La dispersion des citoyens gilets jaunes rassemblés autour des ronds points est un symbole : celui de la lutte entre les expressions directes des citoyens et la démocratie représentative pieusement défendue par les élites.

Les personnes furent toutes délogées comme une fin d’attroupement banal. Des délinquants… Sans aucune considération pour un peuple qui parle, pense et propose. La fumisterie du grand débat, qui n’a d’égal dans le cynisme (il était le seul à parler, avec de la com triant sur le volet quelques valets) que la remise de la médaille aux personnels hospitaliers humiliés, révèle l’ampleur de l’arrogance du petit énarque kapo du capital bancaire – public (ENA) privé (Rothschild) public (ministre) – qui organise avec ses amis le pillage de l’État (le plus fort livre en la matière : La valeur du service public, aux éditions La Découverte, 2022).

La démocratie va de pair avec la défense du service public parce que l’État républicain s’est construit progressivement contre l’État libéral des riches (au pouvoir avec le suffrage censitaire).

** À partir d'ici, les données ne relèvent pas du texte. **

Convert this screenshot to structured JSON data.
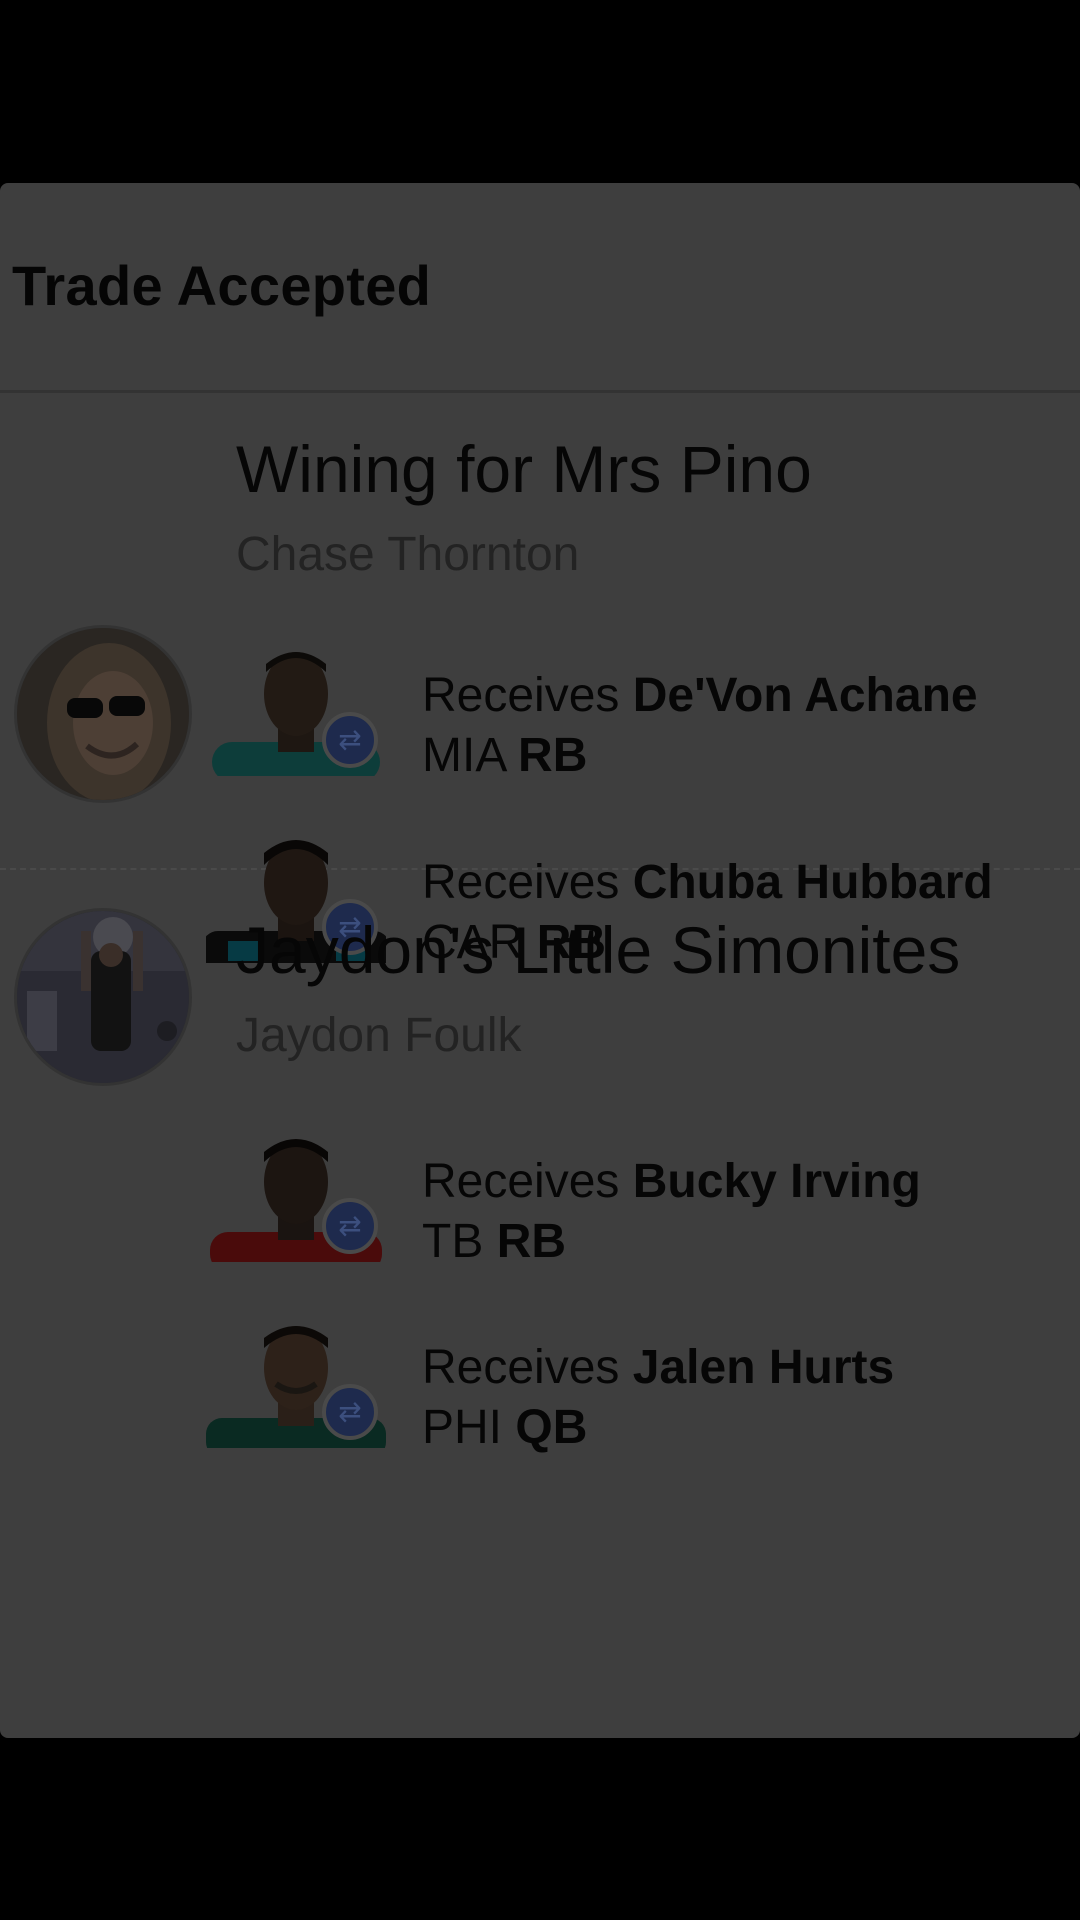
{
  "card": {
    "title": "Trade Accepted"
  },
  "teams": [
    {
      "team_name": "Wining for Mrs Pino",
      "owner": "Chase Thornton",
      "players": [
        {
          "receives_label": "Receives",
          "name": "De'Von Achane",
          "team": "MIA",
          "position": "RB",
          "jersey_color": "#0d3d3a"
        },
        {
          "receives_label": "Receives",
          "name": "Chuba Hubbard",
          "team": "CAR",
          "position": "RB",
          "jersey_color": "#0a0a0a"
        }
      ]
    },
    {
      "team_name": "Jaydon's Little Simonites",
      "owner": "Jaydon Foulk",
      "players": [
        {
          "receives_label": "Receives",
          "name": "Bucky Irving",
          "team": "TB",
          "position": "RB",
          "jersey_color": "#4a0b0b"
        },
        {
          "receives_label": "Receives",
          "name": "Jalen Hurts",
          "team": "PHI",
          "position": "QB",
          "jersey_color": "#0a2a22"
        }
      ]
    }
  ],
  "icons": {
    "swap": "swap-arrows-icon",
    "swap_glyph": "⇄"
  }
}
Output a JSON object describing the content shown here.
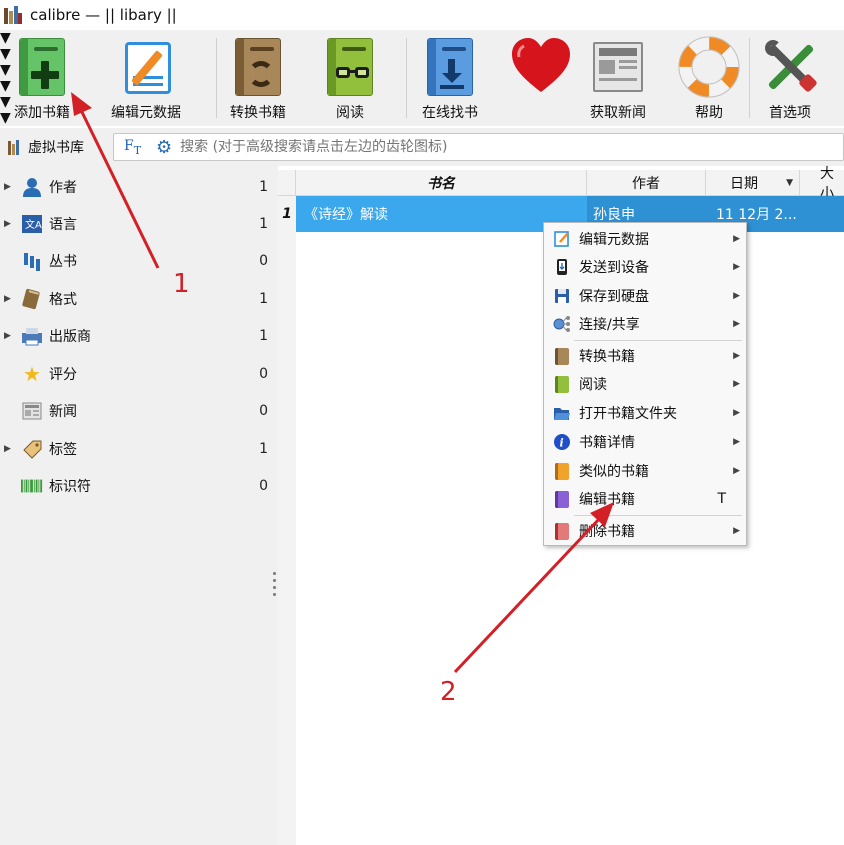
{
  "window": {
    "title": "calibre — || libary ||"
  },
  "toolbar": {
    "items": [
      {
        "label": "添加书籍",
        "icon": "add-book-icon",
        "color": "#5cb85c"
      },
      {
        "label": "编辑元数据",
        "icon": "edit-metadata-icon",
        "color": "#2f8fdc"
      },
      {
        "label": "转换书籍",
        "icon": "convert-book-icon",
        "color": "#9b7a4c"
      },
      {
        "label": "阅读",
        "icon": "read-book-icon",
        "color": "#8db83b"
      },
      {
        "label": "在线找书",
        "icon": "get-books-icon",
        "color": "#4c8fd6"
      },
      {
        "label": "",
        "icon": "donate-heart-icon",
        "color": "#d5141c"
      },
      {
        "label": "获取新闻",
        "icon": "fetch-news-icon",
        "color": "#8a8a8a"
      },
      {
        "label": "帮助",
        "icon": "help-lifebuoy-icon",
        "color": "#f08a24"
      },
      {
        "label": "首选项",
        "icon": "preferences-tools-icon",
        "color": "#3b8c3b"
      }
    ]
  },
  "search": {
    "virtual_library_label": "虚拟书库",
    "placeholder": "搜索 (对于高级搜索请点击左边的齿轮图标)"
  },
  "categories": [
    {
      "label": "作者",
      "count": "1",
      "expandable": true,
      "icon": "author-icon"
    },
    {
      "label": "语言",
      "count": "1",
      "expandable": true,
      "icon": "language-icon"
    },
    {
      "label": "丛书",
      "count": "0",
      "expandable": false,
      "icon": "series-icon"
    },
    {
      "label": "格式",
      "count": "1",
      "expandable": true,
      "icon": "format-icon"
    },
    {
      "label": "出版商",
      "count": "1",
      "expandable": true,
      "icon": "publisher-icon"
    },
    {
      "label": "评分",
      "count": "0",
      "expandable": false,
      "icon": "rating-star-icon"
    },
    {
      "label": "新闻",
      "count": "0",
      "expandable": false,
      "icon": "news-icon"
    },
    {
      "label": "标签",
      "count": "1",
      "expandable": true,
      "icon": "tag-icon"
    },
    {
      "label": "标识符",
      "count": "0",
      "expandable": false,
      "icon": "identifier-barcode-icon"
    }
  ],
  "table": {
    "headers": {
      "title": "书名",
      "author": "作者",
      "date": "日期",
      "size": "大小"
    },
    "rows": [
      {
        "num": "1",
        "title": "《诗经》解读",
        "author": "孙良申",
        "date": "11 12月 2..."
      }
    ]
  },
  "context_menu": {
    "items": [
      {
        "label": "编辑元数据",
        "icon": "edit-metadata-icon",
        "submenu": true,
        "shortcut": ""
      },
      {
        "label": "发送到设备",
        "icon": "send-to-device-icon",
        "submenu": true,
        "shortcut": ""
      },
      {
        "label": "保存到硬盘",
        "icon": "save-to-disk-icon",
        "submenu": true,
        "shortcut": ""
      },
      {
        "label": "连接/共享",
        "icon": "connect-share-icon",
        "submenu": true,
        "shortcut": ""
      },
      {
        "label": "转换书籍",
        "icon": "convert-book-icon",
        "submenu": true,
        "shortcut": ""
      },
      {
        "label": "阅读",
        "icon": "read-book-icon",
        "submenu": true,
        "shortcut": ""
      },
      {
        "label": "打开书籍文件夹",
        "icon": "open-folder-icon",
        "submenu": true,
        "shortcut": ""
      },
      {
        "label": "书籍详情",
        "icon": "book-details-icon",
        "submenu": true,
        "shortcut": ""
      },
      {
        "label": "类似的书籍",
        "icon": "similar-books-icon",
        "submenu": true,
        "shortcut": ""
      },
      {
        "label": "编辑书籍",
        "icon": "edit-book-icon",
        "submenu": false,
        "shortcut": "T"
      },
      {
        "label": "删除书籍",
        "icon": "remove-book-icon",
        "submenu": true,
        "shortcut": ""
      }
    ]
  },
  "annotations": {
    "step1": "1",
    "step2": "2",
    "color": "#d32027"
  }
}
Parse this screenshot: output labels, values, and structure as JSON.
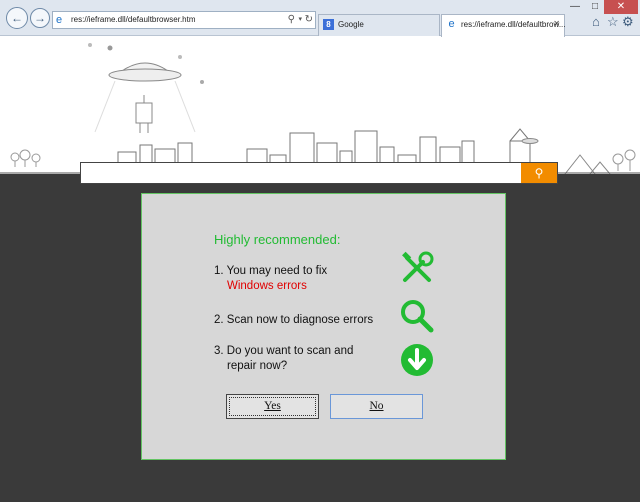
{
  "browser": {
    "address_url": "res://ieframe.dll/defaultbrowser.htm",
    "nav_back_icon": "arrow-left-icon",
    "nav_forward_icon": "arrow-right-icon",
    "tabs": [
      {
        "label": "Google",
        "icon": "google-favicon"
      },
      {
        "label": "res://ieframe.dll/defaultbrow...",
        "icon": "ie-favicon",
        "active": true
      }
    ],
    "window_controls": [
      "minimize",
      "maximize",
      "close"
    ],
    "toolbar_icons": [
      "home-icon",
      "star-icon",
      "gear-icon"
    ]
  },
  "page": {
    "search_placeholder": "",
    "search_button_icon": "search-icon",
    "search_button_color": "#f28c00"
  },
  "dialog": {
    "title": "Highly recommended:",
    "items": [
      {
        "line1": "1. You may need to fix",
        "line2": "Windows errors",
        "icon": "tools-icon"
      },
      {
        "line1": "2. Scan now to diagnose errors",
        "icon": "magnifier-icon"
      },
      {
        "line1": "3. Do you want to scan and",
        "line2": "repair now?",
        "icon": "download-arrow-icon"
      }
    ],
    "yes_label": "Yes",
    "no_label": "No",
    "accent_color": "#22bb33",
    "warning_color": "#e00000"
  }
}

L’oligarchie actuelle fonctionne comme un « pouvoir managérial public privé » qui ne cesse de casser la respublica au nom du profit, des coûts, de la performance, alors que jamais historiquement le patronat n’a réalisé autant de profit ni autant démantelé l’État social.

Récession, caisses vides ? Des mensonges alors que la fraude fiscale suffit à éliminer les déficits inventés par ces voleurs pour nous faire croire qu’il faut encore et encore couper les branches de l’État social.

Moins d’écoles, moins de maternités bordel !! Alors que jamais il n’y a eu autant de riches fainéants – oui des rentiers – qui ne travaillent pas et de pourris dans la classe dirigeante (M. Sarkozy l’éternel mis en examen, les parachutes dorés pour les plus incapables, les jetons de présence dans les conseils d’administration « sans faire grand chose » (dixit les chercheurs), les bonus (16 millions pour le PDG de Publicis en 2012, avec ça on aurait pu embaucher 740 personnes en CDI !!), les délits d’initiés en pagaille sans parler des anciens ministres qui deviennent hommes d’affaires comme Fillon échoué dans le pétrole russe).

Quelle valeur a une démocratie qui tue le peuple, sachant que le peuple ne fait pas partie des 1% les plus riches qui forment cette élite des grands corps, des conseils d’administration et des mafias cachées dans les think tank, les « fondations » et autres « cercles » ?

Bref une caste et non plus une classe, des pourris corrompus (mais suivez Anticor !) et non plus des orateurs pleins de promesses, aidés par toute une myriade de kapos sortis des écoles de commerce ou des corps intermédiaires (École de santé publique, école de sécurité sociale) sanctuarisés dans les tribunaux sociaux (Agence régionale de santé, commissions départementales RSA).

Au nom du public, ils tuent le public. Le privé est entré dans le public pour dire que le public doit penser et fonctionner comme le privé, la loi du fric. Ce ne sont pas les corps intermédiaires de jadis qui aidaient la république en marche, la vraie : syndicats, associations, élus locaux. Aujourd’hui nous dit Harold Bernat, il ne reste plus que l’encadrement technocratique d’un syndicalisme dépolitisé.

La gangrène est là, mais, paradoxe, la pourriture se pare de discours sur le changement alors qu’il s’agit de destruction. On parle du Che dans les publicités. Macron utilise le mot révolution dans son livre de campagne. Les dominants sont très forts en idéologie pour nous retourner la tête. Ah ! Bourdieu et son capital symbolique. Sauf que nous ici, nous ne reconnaissons pas les escrocs politiques, nous ne sommes pas à genoux dans ce qu’il appelle la fides implicita, la remise de soi aux menteurs, Hollande le premier, qui dès 1983 se cachait sous un pseudonyme (merci les Pinçon-Charlot) pour encenser le libéralisme et préparer le régime maigre, comme les autres depuis le début des années 1970.

Droite et gauche, une caste unie par les mêmes études, les mêmes grands corps, les mêmes grands salaires, les mêmes connivences avec les Puissants économiques. Merci Julie Gervais, Claire Lemercier et Willy Pelletier, votre livre La valeur du service public qui réunit vos recherches et celles de dizaines de chercheurs est une œuvre magnifique pour aider le peuple à accuser ses responsables politiques.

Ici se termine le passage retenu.